Cerochlamys pachyphylla is native to South Africa, specifically from Western Cape Province, Lesotho, Swaziland. It grows on sandstone rocks in dry habitats.
Cerochlamys pachyphylla is a tufty plant: its stems are really reduced at they beginning and they form clumps later. Its leaves are succulent but rigid, brownish-green, hull-shaped, arranged in pairs, 5-7 centimeters long and 0,8 centimeters wide. Cerochlamys pachyphylla’s blooming period occurs in January and February. Its pretty flowers are 1 to 3, pink, 2.5 centimeters in diameter.
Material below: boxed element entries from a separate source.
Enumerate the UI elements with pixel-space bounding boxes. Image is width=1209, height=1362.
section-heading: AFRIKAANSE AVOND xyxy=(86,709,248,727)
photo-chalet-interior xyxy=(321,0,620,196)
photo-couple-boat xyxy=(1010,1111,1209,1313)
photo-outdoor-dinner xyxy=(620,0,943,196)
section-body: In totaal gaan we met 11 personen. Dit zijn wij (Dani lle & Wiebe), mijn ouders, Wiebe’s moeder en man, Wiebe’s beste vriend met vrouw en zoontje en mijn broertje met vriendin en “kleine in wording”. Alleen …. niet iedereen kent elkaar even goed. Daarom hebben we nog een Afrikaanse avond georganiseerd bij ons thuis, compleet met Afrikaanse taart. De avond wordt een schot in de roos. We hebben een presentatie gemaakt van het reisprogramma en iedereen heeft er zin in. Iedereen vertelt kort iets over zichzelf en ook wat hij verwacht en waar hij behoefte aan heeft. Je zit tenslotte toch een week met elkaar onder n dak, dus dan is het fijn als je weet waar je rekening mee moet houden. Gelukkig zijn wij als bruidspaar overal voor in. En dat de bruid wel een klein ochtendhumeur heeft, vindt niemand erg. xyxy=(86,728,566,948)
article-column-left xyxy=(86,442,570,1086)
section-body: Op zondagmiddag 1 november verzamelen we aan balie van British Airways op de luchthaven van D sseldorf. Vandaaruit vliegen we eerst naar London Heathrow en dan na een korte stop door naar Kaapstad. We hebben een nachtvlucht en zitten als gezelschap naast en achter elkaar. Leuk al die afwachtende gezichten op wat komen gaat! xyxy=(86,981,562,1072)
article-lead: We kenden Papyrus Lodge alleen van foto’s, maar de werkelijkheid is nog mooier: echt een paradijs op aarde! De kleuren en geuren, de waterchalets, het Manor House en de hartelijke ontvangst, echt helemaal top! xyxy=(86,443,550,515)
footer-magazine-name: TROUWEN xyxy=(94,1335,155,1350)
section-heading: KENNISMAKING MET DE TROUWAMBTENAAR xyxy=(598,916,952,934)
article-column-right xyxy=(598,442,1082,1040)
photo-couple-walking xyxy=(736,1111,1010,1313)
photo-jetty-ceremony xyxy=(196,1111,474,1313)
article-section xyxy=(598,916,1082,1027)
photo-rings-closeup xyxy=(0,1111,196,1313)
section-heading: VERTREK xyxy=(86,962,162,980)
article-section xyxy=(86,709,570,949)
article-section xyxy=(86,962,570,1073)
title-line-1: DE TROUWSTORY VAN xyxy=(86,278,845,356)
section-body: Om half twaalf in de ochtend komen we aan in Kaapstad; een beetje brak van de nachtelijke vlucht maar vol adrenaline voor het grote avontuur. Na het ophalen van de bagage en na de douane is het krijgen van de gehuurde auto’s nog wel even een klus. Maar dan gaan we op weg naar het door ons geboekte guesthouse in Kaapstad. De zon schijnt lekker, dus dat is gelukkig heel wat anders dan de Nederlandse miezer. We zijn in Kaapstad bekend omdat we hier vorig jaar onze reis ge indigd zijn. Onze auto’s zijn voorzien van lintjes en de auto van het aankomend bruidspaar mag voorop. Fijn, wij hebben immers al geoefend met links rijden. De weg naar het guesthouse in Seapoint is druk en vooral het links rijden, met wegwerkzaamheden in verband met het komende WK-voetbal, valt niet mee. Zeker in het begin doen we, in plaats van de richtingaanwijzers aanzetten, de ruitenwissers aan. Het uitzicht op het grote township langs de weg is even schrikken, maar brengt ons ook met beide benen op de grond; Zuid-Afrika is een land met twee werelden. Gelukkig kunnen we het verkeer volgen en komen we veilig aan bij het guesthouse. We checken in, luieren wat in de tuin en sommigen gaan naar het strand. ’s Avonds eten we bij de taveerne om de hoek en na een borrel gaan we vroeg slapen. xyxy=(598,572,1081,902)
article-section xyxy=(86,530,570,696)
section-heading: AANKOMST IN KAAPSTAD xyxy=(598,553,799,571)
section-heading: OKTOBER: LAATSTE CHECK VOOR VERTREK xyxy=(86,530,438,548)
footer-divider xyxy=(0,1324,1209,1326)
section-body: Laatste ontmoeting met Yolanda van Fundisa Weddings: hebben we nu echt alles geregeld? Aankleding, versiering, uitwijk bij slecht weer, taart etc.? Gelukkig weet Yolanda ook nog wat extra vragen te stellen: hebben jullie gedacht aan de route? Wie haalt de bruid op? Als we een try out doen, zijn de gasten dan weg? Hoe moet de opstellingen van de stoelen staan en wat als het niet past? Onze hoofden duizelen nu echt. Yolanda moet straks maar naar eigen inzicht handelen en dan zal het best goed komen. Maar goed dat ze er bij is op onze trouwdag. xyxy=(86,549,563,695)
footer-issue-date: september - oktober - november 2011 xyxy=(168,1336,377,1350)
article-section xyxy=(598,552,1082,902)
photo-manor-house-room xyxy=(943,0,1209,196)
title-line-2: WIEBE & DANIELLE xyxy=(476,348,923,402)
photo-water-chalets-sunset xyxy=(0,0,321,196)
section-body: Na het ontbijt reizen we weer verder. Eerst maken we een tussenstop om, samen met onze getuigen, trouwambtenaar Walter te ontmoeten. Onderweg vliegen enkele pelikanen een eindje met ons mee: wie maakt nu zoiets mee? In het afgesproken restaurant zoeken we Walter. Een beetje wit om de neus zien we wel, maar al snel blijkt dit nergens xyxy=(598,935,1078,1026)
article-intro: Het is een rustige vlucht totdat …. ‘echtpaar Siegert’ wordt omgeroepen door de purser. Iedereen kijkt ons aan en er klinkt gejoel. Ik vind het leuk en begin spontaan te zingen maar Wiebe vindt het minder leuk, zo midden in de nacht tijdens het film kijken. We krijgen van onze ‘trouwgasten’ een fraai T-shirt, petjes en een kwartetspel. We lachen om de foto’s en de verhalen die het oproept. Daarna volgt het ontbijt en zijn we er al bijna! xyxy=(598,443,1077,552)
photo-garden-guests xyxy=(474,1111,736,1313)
Cerochlamys pachyphylla is not too difficult tu cultivate. It needs a bright spot but it’s tolerant to dim light. They adapt to poor soils better if sandy, but also if rocky. The minimum tolerable temperature for this plant is around 6-8ºC. This plant doesn’t grow in height, but it needs space to develop horizontally, cause it’s a creepy plant. Water Cerochlamys pachyphylla every 3-4 days, waiting until the soil dries completely before each watering. Fertilizers have to be applied once a month using a specific product for succulents: use half the quantity recommended in the product label.
Propagation can be made by branch cuttings. When planted, the soil must be maintained humid until they have rooted.
The name “Cerochlamis” derives from Greek and literally means “growth” and “shield”, referring to the waxy wrap that covers the plant, protecting it as a shield from the sun and bad weather.